Parker is still a photographer in Webb's movie, but only a school yearbook photographer. Which means no blustery managing editor, no sympathetic assistant and no extra cash for Peter.
4. A Smart Girlfriend
Tobey Maguire dallied with both Mary Jane Watson (Dunst) and Gwen Stacy (Bryce Dallas Howard), but his iconic relationship was with Dunst – she's the one he kissed upside down in the rain in the first movie. (Her character is also the one Peter Parker married in the comic book, though the marriage was later erased in a deal with Mephisto – those comics got strange in the '80s.)
But Mary Jane doesn't appear in "The Amazing Spider-Man," which focuses on the relationship between Peter and Gwen. Instead of a would-be actress who works in a diner, this Spider-Man gets a science whiz who's smarter than he is.

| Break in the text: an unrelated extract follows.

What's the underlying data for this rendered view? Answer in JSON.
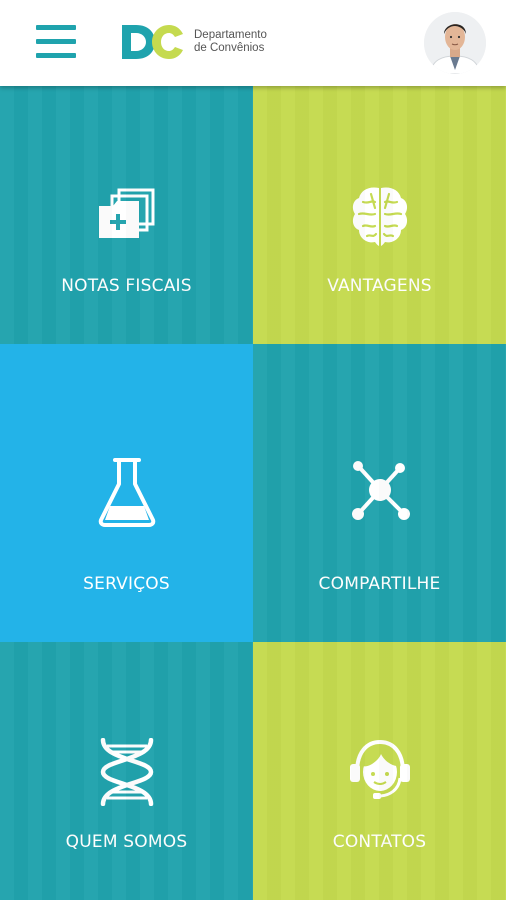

In this sense, "The Amazing Spider-Man" is closer to the comics than the Raimi movies were – in the books, Stacy was always Parker's first girlfriend, with Watson not entering the picture until later.
5. More Hair!
There are lots of differences between Garfield's performance and Maguire's. For one thing, Garfield stands about a foot taller; he's less convincing as a shy kid bullied by the class jock, but more convincing when he gets his powers and kicks butt.
But Garfield, who's appealing and pretty persuasive as a conflicted teen even though he's actually 29, has one thing that sets him apart from Maguire more than any other factor: that hair.
His thick, unruly, majestic mane might be more suited to a superhero with a more hirsute alter ego – Lion-Man, perhaps? – and it's enough to make you wonder how Peter Parker crams his mop beneath that tight Spider-Man hood.
There are numerous other ways in which "The Amazing Spider-Man" is different from its predecessors, from the 3D presentation to Garfield's nuanced performance to plot points that would qualify as spoilers if we wrote about them.
Suffice it to say this: With great power to ride on those $2.5 billion in worldwide grosses for the first three films comes great responsibility to mix things up … at least a little.